Por toda a cidade, começavam os gritos, claros e sonoros, anunciando as
mudanças provocadas pelo escorregar de uma engrenagem na maquinaria do
tempo; dividindo entre os adormecidos à mercê do destino suas devidas
porções de vingança, lucro, dor, recompensa e maldição que um novo
número no calendário trouxera. Apesar de agudos, os gritos carregavam um
lamento, como se aquelas jovens vozes sentissem pena de carregar em suas
mãos irresponsáveis tanto mal e tão pouco bem.
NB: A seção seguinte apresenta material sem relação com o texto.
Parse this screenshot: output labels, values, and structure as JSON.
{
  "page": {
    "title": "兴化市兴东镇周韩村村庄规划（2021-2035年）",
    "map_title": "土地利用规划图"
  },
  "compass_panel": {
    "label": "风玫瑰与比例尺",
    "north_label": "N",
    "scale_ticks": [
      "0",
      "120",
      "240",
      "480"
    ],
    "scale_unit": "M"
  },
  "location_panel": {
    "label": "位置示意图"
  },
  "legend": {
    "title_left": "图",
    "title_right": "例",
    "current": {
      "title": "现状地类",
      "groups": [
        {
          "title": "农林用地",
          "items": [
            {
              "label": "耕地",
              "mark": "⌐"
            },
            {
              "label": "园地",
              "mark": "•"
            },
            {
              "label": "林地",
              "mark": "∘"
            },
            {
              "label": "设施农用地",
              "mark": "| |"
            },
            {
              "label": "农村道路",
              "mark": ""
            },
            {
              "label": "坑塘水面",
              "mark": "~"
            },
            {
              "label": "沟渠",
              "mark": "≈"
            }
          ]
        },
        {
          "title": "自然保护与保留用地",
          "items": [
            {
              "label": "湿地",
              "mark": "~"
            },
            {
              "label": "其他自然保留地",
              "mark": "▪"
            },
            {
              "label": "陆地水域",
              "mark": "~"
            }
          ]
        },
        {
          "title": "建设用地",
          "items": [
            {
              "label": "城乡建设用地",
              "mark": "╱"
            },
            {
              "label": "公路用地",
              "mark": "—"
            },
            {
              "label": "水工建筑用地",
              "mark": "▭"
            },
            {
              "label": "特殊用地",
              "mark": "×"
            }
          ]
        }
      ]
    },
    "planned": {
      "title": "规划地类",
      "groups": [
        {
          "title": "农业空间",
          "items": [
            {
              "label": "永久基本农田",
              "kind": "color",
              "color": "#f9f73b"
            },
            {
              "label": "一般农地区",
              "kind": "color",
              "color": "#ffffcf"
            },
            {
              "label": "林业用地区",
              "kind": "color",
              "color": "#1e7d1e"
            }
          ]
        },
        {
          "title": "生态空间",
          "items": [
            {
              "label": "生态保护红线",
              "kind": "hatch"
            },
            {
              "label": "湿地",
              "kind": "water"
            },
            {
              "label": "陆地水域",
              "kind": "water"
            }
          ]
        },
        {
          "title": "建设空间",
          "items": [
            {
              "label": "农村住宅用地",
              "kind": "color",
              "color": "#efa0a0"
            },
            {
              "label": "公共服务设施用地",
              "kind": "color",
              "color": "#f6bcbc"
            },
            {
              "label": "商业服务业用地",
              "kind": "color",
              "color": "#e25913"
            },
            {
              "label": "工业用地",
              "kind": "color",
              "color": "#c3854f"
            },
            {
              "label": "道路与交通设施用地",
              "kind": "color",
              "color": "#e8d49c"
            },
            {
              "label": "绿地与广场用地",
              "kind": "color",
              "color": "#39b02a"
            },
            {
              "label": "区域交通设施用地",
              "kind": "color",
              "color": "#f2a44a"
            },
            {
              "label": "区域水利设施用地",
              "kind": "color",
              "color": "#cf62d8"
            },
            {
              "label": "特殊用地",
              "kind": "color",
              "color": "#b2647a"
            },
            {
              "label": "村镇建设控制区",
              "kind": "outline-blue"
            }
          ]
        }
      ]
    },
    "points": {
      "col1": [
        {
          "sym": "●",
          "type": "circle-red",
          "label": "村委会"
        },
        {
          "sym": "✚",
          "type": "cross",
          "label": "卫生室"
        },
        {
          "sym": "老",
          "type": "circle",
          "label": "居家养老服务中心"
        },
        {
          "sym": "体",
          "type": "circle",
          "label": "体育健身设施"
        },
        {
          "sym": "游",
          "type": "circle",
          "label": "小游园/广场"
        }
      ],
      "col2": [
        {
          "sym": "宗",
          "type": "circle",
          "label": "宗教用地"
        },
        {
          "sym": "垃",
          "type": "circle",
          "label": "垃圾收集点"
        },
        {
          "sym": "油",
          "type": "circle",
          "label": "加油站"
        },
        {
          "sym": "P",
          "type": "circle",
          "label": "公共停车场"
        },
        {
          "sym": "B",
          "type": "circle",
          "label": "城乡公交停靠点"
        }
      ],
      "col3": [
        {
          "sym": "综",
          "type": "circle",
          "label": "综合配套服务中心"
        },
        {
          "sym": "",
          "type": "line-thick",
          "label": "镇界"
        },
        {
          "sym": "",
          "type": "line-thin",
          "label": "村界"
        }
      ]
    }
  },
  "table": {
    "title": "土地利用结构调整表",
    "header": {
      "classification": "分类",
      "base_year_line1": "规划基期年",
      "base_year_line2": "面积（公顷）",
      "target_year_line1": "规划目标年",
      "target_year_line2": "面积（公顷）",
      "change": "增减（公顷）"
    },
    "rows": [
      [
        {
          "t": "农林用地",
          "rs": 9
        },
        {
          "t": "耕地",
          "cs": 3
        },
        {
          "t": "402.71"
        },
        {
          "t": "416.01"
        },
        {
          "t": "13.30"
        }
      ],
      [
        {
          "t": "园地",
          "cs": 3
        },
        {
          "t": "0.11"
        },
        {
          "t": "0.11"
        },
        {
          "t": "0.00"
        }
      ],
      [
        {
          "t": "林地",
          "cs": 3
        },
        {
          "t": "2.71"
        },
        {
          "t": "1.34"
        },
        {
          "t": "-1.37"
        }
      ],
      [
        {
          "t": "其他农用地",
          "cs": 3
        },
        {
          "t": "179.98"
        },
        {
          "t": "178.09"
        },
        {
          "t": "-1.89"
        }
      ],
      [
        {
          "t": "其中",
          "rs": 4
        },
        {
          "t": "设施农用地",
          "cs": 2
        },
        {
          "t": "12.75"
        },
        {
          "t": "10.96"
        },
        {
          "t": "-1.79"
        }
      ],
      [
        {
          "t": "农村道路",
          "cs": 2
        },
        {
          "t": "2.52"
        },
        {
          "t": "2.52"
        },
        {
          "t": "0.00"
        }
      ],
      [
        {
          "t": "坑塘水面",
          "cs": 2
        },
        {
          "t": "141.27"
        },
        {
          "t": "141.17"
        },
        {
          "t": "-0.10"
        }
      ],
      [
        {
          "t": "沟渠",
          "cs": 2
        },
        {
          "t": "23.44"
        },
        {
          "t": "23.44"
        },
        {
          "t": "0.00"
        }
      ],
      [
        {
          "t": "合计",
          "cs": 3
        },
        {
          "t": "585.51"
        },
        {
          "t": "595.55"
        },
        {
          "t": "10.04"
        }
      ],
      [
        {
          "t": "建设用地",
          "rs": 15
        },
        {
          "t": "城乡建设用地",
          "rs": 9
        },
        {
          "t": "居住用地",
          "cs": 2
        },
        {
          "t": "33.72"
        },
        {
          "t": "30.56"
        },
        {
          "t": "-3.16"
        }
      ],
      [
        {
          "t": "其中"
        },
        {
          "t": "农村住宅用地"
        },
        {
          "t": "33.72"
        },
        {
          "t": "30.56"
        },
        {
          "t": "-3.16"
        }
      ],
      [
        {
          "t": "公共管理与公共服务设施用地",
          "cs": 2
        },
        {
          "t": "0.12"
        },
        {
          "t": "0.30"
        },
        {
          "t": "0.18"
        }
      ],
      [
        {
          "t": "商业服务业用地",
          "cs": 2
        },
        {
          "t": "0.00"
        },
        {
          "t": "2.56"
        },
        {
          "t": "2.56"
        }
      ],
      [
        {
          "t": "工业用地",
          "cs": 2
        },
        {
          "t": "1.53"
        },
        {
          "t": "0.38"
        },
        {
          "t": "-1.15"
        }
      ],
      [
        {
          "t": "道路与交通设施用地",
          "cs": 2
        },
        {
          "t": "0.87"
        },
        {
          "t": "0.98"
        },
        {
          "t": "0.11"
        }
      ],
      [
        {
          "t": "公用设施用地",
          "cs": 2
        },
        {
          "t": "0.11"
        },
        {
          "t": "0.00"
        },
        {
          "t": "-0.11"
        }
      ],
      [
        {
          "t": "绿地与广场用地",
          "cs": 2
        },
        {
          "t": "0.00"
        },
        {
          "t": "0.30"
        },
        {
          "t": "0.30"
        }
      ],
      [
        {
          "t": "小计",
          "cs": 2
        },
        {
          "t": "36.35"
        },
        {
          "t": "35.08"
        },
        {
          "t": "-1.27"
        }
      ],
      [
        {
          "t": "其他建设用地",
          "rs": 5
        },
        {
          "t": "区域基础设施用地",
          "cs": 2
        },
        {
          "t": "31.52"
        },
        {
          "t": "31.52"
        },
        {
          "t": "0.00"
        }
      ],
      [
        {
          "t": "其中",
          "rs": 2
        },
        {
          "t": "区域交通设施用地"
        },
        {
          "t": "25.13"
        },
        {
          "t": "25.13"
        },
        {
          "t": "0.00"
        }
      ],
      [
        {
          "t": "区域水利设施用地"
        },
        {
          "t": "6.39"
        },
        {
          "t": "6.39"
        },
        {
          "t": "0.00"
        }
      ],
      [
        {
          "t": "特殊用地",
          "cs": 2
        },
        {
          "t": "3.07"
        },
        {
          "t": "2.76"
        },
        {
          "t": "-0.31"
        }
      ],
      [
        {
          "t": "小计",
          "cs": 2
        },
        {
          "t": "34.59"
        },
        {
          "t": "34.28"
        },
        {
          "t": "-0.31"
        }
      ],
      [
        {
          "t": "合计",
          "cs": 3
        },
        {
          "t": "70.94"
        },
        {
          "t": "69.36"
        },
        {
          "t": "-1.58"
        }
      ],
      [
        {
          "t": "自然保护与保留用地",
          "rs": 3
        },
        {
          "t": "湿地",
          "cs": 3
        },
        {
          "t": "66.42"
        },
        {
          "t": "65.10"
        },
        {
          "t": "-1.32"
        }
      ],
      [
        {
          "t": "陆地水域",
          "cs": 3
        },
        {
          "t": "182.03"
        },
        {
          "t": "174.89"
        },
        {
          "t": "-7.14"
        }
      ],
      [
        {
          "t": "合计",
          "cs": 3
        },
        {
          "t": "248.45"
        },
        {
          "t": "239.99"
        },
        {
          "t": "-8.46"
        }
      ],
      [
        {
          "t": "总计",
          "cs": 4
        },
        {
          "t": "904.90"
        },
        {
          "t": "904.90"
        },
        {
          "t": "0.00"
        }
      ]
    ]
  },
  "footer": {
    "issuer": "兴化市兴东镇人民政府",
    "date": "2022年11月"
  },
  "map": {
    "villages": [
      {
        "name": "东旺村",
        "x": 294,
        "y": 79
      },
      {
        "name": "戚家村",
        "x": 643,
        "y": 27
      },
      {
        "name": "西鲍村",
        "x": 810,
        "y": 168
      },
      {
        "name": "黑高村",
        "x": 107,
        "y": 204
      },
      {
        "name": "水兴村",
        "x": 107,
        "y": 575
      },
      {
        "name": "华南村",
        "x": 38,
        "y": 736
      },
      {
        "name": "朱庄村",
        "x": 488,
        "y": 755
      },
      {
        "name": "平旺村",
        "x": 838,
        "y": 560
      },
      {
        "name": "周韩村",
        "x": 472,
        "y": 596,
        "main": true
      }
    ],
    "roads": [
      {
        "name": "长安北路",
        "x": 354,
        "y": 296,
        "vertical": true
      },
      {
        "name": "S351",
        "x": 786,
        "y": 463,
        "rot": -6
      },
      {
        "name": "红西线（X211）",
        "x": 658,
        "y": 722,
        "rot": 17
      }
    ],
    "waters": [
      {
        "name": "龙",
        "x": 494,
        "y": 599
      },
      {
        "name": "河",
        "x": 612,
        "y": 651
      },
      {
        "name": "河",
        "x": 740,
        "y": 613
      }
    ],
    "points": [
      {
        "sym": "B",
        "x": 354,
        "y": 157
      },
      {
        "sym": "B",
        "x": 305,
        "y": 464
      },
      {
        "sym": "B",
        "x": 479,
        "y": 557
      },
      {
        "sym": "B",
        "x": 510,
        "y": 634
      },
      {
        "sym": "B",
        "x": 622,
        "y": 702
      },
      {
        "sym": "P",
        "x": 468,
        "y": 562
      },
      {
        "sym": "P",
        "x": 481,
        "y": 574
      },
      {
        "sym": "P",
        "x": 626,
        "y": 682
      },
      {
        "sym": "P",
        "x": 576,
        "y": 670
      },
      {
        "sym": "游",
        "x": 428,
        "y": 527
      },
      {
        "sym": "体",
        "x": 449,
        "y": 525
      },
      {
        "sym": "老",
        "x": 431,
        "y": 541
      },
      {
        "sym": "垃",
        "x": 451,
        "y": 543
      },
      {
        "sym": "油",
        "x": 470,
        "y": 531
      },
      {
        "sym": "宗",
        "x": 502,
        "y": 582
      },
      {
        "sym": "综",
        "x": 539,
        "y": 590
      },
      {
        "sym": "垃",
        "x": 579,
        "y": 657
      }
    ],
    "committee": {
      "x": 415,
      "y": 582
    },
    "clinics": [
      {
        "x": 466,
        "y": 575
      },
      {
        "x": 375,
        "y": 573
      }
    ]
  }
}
Era assim que ecoava pelas ruas da cidade a transmissão dos últimos
decretos dos deuses, o grito dos pequenos jornaleiros - a chamada da primeira
página. Woods jogou uma moeda ao garçom e disse:
- Compre o Morning Mars.
Quando o jornal chegou, ele olhou rapidamente a primeira página, e,
então, rasgou uma folha de sua agenda e começou a escrever nela com o
pequeno lápis de ouro.
- Quais são as novas? - bocejou Kernan. Woods passou a ele o pedaço de
papel:
Ao The New York Morning Mars,
Favor pagar a John Kernan a quantia de mil dólares de recompensa que
me é devida por sua prisão e condenação. Barnard Woods.
- Imaginei que eles poderiam fazer uma coisa assim -- disse Woods --
quando você fez a chamada para provocá-los daquele jeito. Agora, Johnny,
você tem de vir comigo até o distrito.